CULTURA

Contratos con artistas visuales

Posted by Sara Sanz Aldea

Desde que creé mi blog The Biombo ha habido un comentario que se ha repetido siempre: ¿Qué tiene que ver el Derecho con el Arte? Esta pregunta me ha hecho darme cuenta de lo importante que es para un profesional de las artes visuales disponer de un representante experto en el conocimiento del ordenamiento jurídico para operar en el tráfico legal con total seguridad y con las máximas garantías.

Una obra de arte es un bien mueble que se presta, como su nombre indica, a trasladarse de un lugar a otro. Se trata de un objeto frágil que hay que proteger para mantener intacta su integridad tras los correspondientes desplazamientos que realice.

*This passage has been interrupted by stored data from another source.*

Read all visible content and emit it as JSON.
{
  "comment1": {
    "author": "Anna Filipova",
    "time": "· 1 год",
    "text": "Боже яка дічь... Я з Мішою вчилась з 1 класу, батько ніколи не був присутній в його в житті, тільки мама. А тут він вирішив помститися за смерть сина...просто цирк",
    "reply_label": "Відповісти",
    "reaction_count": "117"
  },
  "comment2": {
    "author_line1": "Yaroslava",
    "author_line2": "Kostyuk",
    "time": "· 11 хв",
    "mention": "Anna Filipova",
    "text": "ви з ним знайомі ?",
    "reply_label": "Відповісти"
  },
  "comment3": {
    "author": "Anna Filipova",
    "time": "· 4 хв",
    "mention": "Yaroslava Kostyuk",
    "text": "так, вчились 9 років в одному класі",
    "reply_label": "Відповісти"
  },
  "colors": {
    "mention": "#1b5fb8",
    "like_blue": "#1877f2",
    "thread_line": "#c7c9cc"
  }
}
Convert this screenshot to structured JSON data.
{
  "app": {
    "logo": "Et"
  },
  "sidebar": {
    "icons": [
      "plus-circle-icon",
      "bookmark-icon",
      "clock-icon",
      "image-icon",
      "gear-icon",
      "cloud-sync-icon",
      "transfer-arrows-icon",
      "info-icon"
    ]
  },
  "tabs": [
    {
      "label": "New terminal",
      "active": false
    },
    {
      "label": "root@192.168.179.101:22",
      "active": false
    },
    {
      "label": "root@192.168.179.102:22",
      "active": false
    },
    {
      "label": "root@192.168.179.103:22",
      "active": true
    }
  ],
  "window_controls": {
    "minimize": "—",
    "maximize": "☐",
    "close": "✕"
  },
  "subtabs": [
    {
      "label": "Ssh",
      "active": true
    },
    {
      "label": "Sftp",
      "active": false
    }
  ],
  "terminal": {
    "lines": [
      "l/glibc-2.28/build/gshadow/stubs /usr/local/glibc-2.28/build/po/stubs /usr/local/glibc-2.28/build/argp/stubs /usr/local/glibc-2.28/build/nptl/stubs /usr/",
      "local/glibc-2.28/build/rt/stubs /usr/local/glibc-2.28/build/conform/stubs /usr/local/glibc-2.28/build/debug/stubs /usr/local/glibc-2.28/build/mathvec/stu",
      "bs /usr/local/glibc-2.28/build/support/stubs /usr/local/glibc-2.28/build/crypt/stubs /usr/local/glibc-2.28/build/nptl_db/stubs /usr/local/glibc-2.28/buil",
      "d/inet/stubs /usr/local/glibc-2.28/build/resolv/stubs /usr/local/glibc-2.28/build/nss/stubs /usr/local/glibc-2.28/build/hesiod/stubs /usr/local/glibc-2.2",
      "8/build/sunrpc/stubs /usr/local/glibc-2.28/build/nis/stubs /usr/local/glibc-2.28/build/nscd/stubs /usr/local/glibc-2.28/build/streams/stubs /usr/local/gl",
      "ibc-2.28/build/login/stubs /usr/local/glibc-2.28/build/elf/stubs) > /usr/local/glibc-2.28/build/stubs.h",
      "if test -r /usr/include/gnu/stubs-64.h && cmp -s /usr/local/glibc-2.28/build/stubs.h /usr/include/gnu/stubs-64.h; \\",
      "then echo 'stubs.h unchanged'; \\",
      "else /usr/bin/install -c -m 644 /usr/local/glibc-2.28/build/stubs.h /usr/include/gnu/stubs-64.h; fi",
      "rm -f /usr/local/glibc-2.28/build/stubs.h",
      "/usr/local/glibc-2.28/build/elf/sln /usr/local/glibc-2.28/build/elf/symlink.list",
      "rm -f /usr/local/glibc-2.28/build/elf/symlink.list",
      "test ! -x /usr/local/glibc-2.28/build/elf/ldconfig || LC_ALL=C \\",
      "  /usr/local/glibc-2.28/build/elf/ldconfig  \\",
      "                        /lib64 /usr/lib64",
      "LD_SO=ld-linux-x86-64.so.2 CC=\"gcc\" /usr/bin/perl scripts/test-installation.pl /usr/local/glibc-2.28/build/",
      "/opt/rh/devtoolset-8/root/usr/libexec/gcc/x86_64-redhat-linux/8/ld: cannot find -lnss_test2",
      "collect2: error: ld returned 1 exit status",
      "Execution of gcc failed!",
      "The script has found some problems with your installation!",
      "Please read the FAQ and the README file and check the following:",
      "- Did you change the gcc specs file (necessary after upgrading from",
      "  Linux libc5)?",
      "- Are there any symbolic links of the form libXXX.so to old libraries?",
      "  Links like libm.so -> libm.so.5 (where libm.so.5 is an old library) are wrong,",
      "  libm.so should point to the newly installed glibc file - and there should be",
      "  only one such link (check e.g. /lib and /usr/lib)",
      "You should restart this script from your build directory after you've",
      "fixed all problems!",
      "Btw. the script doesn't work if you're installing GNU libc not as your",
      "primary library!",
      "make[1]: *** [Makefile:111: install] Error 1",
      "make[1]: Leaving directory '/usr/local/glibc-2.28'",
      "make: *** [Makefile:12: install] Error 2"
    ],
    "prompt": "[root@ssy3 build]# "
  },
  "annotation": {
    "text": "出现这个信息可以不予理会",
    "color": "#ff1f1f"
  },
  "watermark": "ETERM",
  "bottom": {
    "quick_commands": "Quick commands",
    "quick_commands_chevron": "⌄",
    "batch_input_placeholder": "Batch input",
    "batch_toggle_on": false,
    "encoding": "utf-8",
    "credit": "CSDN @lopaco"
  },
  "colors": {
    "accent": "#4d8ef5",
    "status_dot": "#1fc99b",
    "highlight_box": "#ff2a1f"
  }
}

Muchas son las personas que entregan y que reciben obras de arte. Coleccionistas privados, artistas visuales, galerías, interioristas, empresas de transporte de mercancías, museos y casas de subastas intercambian constantemente obras de arte, existiendo numerosas formas jurídicas para reflejar esta transmisión onerosa o gratuita, que os explicaré en este post para que dispongáis de un asesoramiento descriptivo de los contratos que se ajustan a vuestras necesidades en cada momento.

CONTRATO DE DEPÓSITO

Es un contrato mediante el cual el depositante cede la tenencia de una obra de arte al depositario para que se encargue de custodiarla, debiendo éste restituirla cuando el depositante la reclame. Se emplea habitualmente con los representantes de los artistas cuando entran en relación con partes interesadas en las obras de arte de sus clientes.

CONTRATO DE PRÉSTAMO

Es un acuerdo por el que se entrega una obra de arte al prestatario, quien se obliga a restituirlo con posterioridad. Se emplea habitualmente con las galerías de arte cuando las obras de arte son cedidas por el artista para una exposición de arte.

CONTRATO DE DONACIÓN

Es un acuerdo en el cual por un acto entre vivos se transfiere gratuitamente a otra persona la propiedad de una obra de arte con ánimo de donación, que es la causa motivo del contrato y que debe ser aceptada por el donatario. Se emplea habitualmente con entidades públicas propietarias de espacios expositivos para ampliar sus colecciones públicas de arte.

CONTRATO DE COMPRAVENTA

Es un acuerdo que hace surgir obligaciones sinalagmáticas para las partes contratantes, de manera que el vendedor estará obligado a la entrega de una obra de arte determinada, mientras que el comprador tendrá la obligación de pagar un precio cierto en dinero o signo que lo represente. Se emplea habitualmente con coleccionistas de arte privados en la comercialización de obras de arte.

CONTRATO DE SUBASTA

Es un acuerdo entre una empresa que vende en pública subasta obras de arte propiedad del cliente y éste a cambio de un precio cierto acordado conjuntamente. Se utiliza habitualmente por las casas de subastas que venden obras de arte de gran valor y popularidad.

CONTRATO DE TRANSPORTE

Es un acuerdo en virtud del cual una persona se obliga a trasladar de un lugar a otro obras de arte y a entregar éstas a la persona a quien vayan dirigidas, a cambio de una contraprestación económica. Se utiliza habitualmente por los artistas visuales con empresas de transporte de mercancías para la venta online de sus obras de arte.

CONTRATO DE SEGURO

Es el acuerdo por el cual una de las partes, el asegurador, se obliga a resarcir de un daño o a pagar una suma de dinero a la otra parte, tomador, al verificarse la eventualidad prevista en el contrato, a cambio del pago de un precio, denominado prima, por el tomador. Se utiliza habitualmente por los Museos para asegurar las obras de arte de su propiedad.

DERECHOS DE LOS ARTISTAS VISUALES

Además de estas formas contractuales, conviene saber que los artistas visuales como personas físicas pueden ver dañada con más frecuencia que otros profesionales su derecho fundamental a la propia imagen, por los conflictos jurídicos a los que puede dar lugar la exposición al público de sus obras de arte, y conviene que estén suficientemente asesorados para saber cómo actuar ante este tipo de situaciones en aras a reclamar en su caso indemnización por daños y perjuicios ante los tribunales.

Por último, cabe mencionar que los artistas visuales son autores de propiedad intelectual. Sus creaciones son producto de su espíritu individual, y por eso disponen de protección jurídica para incentivar que sigan creando con la garantía de que nadie obtenga beneficio de las creaciones que tanto esfuerzo y que tanto tiempo les ha llevado exteriorizar, a menos que estos terceros tengan su expresa autorización para reproducir sus obras de arte.

¿Te parecen suficientes razones para tener un abogado de tu lado?

En la fotografía de Whatthejuan, el Espacio de O’pazo Interiorismo en Casa Decor 2020.